A Tunisian Salafist who had been jailed for his alleged role in an attack on the US embassy in September has died while on hunger strike. He is the second Salafist prisoner to die in Tunisia in as many days.

Tunisian protesters burn the U.S. flag during a demonstration outside the U.S. embassy in Tunis September 12, 2012. Tunisian police fired teargas and rubber bullets into the air on Wednesday to disperse a protest over a U.S.-made film depicting the Prophet Mohammad near the U.S. Embassy in the capital Tunis, a Reuters reporter said. REUTERS/Zoubeir Souissi (TUNISIA - Tags: POLITICS CIVIL UNREST RELIGION)
Image: Reuters

Muhammed Bakhti's lawyer and Tunisia's justice ministry confirmed that the Salafist had died in hospital, two days after fellow Islamist Bechir Gholli died; Gholli had refused to eat for nearly two months. 

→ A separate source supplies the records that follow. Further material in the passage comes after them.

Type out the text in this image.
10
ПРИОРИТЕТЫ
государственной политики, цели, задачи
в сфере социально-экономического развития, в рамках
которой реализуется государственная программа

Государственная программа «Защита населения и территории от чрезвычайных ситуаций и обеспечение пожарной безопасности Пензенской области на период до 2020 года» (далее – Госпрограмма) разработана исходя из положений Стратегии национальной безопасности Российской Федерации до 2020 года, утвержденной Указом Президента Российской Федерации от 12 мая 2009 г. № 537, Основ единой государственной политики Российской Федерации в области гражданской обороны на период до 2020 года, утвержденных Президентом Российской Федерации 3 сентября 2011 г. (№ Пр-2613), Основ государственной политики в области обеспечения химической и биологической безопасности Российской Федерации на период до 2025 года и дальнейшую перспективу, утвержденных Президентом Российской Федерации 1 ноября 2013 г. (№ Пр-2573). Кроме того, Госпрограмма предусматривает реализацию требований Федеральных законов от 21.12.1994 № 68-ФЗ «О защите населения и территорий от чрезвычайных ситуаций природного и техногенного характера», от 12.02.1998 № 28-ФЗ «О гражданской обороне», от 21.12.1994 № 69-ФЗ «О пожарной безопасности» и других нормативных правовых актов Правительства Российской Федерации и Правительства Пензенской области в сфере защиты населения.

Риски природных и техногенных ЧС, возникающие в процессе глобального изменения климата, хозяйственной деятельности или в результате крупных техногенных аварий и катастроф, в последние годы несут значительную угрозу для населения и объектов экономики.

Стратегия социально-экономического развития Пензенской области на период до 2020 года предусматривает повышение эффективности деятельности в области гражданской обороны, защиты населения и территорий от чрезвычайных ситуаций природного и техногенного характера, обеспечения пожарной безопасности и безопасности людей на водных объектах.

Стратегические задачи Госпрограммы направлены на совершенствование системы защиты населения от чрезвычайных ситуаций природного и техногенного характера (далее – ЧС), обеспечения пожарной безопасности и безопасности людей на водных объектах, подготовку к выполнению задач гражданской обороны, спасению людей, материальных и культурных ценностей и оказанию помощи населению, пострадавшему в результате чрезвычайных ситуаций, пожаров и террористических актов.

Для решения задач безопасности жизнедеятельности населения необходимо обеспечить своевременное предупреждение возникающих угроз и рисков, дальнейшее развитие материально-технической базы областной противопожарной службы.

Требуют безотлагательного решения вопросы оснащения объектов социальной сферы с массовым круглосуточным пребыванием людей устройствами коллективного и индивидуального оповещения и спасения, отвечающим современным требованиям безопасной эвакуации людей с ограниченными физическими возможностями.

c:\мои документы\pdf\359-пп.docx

“It's a shame that Tunisians die in prison after the revolution," Bakhti's lawyer, Anouar Aouled Ali, told the news agency Reuters.

The pair had insisted on their innocence and protested against their prison conditions. They were among more than 100 people arrested in Tunis in September when protestors angered by an anti-Islam move made in California attacked the US embassy.

Bakhti and Gholli had both began their hunger strike almost immediately after their arrests. The protest on September 14 led to the ransacking of the US embassy. 

Bakhti was believed to have been a prominent figure in the Salafist movement and to have had close relations with the organizer of the attack, Abu Iyad, who remains at large.